In conclusion, the author reports that change to renewable energy is eminent. The number of individuals employed in the renewable and green energy sectors continues to increase. The war on energy reforms now leans towards solartopia and green energy.

1 comment:

Dale Carrico said...

There are two precises here, it seems. It looks to me like you began to summarize the Postrel piece, but you were recapitulating it at such an incredibly fine-grained level it turns out this is more a rephrasing than an epitomization… if you had finished this first precis at the level of detail with which you began it, it would probably be as long or longer than the original! As is, you really were capturing the argument very precisely.

You probably were right to change directions as you did, since the second precis on nukes and renewables is much more comprehensive, concise, and apt. Environmental and anti-nuclear activists have long organized and protested to change American infrastructural affordances into a sustainable-renewable rather than extractive-polluting system of energy, transportation, agriculture, and information, insisting that society will neither flourish nor even survive unless it manages to change directions in ways that may seem impossibly radical, utopian. The commonplace you will hear so many repeat over and over again by the end of the course, when we contemplate the need and possibility of revolutionary change in the current technoscientific context, is that we find it easier to imagine ending the world of extractive-industrial consumer-financial corporate-militarism (others call this capitalism, others neoliberalism, etc) than changing it.

But quite apart from the radical political arguments long made by environmentalists about the anti-democratizing centralization of power involved in nuclear plants and vast hydroelectric dams or the spiritual death arising from generations of consumers assuming an extractive stance on the living world, what this piece emphasizes instead are the incredibly ruinous costs of these vast dangerous capital-intensive boondoggles. Quite apart from obscene world-ending spirit-ending costs of nuclear and petrochemical technologies, it may be that dumb realtime costs of doing business may actually contribute to the necessary shifts to come after all. The danger of pinning too many hopes on such a development (all the more fragile in a Trump era that seems to take perverse pleasure in undoing the kinds of regulations and incentives the piece is counting on here) is that these considerations don't just lead more to eschew nuclear but also more to embrace fracking, which is no more sustainable than the other.

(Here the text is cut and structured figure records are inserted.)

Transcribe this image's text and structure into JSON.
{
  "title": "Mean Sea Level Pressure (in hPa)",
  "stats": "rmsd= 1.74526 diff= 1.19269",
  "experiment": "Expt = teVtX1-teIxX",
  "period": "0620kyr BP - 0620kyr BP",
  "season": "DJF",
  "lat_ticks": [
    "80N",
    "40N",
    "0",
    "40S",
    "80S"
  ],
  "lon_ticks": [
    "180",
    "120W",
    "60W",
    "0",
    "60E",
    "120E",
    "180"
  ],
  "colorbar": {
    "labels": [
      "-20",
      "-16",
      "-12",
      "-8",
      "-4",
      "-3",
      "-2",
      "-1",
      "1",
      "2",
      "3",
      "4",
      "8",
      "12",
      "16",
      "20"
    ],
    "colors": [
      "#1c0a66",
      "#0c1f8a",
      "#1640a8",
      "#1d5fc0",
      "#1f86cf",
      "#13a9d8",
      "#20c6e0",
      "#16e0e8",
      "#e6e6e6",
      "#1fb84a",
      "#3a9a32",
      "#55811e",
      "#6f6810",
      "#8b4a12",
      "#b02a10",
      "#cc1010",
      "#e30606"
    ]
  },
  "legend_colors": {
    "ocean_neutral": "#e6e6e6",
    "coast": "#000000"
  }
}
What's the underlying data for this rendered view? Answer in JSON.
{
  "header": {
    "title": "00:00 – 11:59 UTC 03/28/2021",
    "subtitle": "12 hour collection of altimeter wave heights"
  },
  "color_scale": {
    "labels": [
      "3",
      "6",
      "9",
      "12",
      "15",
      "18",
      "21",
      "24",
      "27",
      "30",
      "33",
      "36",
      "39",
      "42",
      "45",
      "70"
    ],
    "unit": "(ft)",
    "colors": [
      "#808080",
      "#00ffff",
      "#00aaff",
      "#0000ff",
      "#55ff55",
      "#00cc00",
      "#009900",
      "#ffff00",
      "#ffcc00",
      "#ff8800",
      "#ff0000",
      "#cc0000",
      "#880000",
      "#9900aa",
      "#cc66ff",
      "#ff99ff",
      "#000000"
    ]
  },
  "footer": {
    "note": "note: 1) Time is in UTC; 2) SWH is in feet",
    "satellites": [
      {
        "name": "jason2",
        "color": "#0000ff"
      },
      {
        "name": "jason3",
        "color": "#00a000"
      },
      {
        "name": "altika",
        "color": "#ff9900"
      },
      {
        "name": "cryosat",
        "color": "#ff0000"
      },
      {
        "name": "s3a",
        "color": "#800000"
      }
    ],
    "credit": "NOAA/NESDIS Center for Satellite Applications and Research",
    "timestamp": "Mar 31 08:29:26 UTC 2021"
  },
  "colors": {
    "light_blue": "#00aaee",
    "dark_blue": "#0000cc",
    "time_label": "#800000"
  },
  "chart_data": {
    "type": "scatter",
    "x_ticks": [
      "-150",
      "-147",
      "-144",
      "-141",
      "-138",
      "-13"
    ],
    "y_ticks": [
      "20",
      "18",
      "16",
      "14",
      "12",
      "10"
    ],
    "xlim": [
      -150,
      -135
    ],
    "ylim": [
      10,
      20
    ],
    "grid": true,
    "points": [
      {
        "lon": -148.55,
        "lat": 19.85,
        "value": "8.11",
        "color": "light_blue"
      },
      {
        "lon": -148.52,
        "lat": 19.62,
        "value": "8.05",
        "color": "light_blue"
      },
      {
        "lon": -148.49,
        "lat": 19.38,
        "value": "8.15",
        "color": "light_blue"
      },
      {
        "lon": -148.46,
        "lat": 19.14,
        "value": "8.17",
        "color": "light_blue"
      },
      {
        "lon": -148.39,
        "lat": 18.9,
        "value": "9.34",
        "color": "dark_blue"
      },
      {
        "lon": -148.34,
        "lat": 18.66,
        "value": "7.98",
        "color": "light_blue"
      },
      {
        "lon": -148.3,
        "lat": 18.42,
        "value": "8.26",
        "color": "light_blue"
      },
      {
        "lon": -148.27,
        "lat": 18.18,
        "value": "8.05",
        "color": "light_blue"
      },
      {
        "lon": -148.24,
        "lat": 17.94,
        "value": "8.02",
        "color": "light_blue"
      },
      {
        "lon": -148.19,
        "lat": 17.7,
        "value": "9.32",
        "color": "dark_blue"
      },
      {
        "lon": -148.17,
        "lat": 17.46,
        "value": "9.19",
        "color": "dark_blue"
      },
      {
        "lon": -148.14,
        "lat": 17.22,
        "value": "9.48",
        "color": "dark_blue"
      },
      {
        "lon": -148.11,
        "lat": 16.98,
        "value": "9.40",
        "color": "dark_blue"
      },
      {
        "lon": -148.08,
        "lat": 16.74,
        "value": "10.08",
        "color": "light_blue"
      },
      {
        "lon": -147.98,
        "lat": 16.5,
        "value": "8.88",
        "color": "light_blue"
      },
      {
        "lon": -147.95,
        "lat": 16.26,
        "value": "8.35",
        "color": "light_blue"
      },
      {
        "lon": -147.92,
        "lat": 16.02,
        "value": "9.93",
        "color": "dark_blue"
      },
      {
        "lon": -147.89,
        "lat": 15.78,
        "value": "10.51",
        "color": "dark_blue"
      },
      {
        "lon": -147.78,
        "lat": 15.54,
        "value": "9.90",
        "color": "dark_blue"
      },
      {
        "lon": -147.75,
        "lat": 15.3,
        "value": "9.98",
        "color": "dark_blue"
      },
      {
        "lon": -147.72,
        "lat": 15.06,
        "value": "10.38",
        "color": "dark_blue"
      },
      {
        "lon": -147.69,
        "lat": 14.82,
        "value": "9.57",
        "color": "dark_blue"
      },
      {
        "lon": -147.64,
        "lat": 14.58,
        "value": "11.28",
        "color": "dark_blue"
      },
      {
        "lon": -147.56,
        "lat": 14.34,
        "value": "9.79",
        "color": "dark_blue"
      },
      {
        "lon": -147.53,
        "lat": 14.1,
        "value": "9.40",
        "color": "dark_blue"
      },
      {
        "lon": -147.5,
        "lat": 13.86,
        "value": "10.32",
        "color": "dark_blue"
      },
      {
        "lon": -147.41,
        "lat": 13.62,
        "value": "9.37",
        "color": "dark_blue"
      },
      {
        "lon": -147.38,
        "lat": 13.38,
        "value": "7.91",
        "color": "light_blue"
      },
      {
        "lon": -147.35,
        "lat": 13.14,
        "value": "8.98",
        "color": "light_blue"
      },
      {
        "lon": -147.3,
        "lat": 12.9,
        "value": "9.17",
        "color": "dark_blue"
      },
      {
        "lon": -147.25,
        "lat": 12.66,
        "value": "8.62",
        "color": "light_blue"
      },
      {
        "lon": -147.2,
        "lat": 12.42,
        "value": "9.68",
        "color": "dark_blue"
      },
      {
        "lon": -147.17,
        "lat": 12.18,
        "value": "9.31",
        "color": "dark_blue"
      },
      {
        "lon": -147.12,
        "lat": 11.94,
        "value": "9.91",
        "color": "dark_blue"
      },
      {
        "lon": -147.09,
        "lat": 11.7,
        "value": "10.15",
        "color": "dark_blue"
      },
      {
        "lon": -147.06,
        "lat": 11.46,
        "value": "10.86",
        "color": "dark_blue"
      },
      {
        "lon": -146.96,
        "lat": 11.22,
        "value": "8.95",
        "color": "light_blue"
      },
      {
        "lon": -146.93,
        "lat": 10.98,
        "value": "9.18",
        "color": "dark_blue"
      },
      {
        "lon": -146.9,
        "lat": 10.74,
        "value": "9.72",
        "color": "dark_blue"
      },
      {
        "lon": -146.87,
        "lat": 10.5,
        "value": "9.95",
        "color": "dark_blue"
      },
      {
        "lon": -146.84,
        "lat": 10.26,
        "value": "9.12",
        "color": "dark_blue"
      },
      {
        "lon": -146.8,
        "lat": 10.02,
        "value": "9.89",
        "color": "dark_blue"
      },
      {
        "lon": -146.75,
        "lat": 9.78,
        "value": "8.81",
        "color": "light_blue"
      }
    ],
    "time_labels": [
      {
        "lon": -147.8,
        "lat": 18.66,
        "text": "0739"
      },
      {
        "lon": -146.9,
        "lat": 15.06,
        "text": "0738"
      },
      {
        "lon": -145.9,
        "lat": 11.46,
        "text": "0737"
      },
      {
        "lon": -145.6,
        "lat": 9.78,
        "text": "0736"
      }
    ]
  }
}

I am interested in the fact that the article is still speaking -- maybe with tongue a bit in cheek, you can tell me what you think about that -- in terms of "solartopia," the utopian space of the radical renewable imaginary, even though so much of the article is about the accumulation of minute practical quotidian practical and commercial and regulatory nudges rather than revolutionary acts of sudden and totalizing transformations (one might even be tempted to say: singularities). Although you did not focus on this aspect of the text, I wonder if a rather simplistic and rather typically technofixated account of the iconic entrepreneurial conflict of Tesla and Edison set such mythic/mystifying narrative frames in motion, that the piece could not embrace the micropolitics of commercial bureaucratic realness to which the piece draws our attention.

Lots of good, clear writing and thinking here.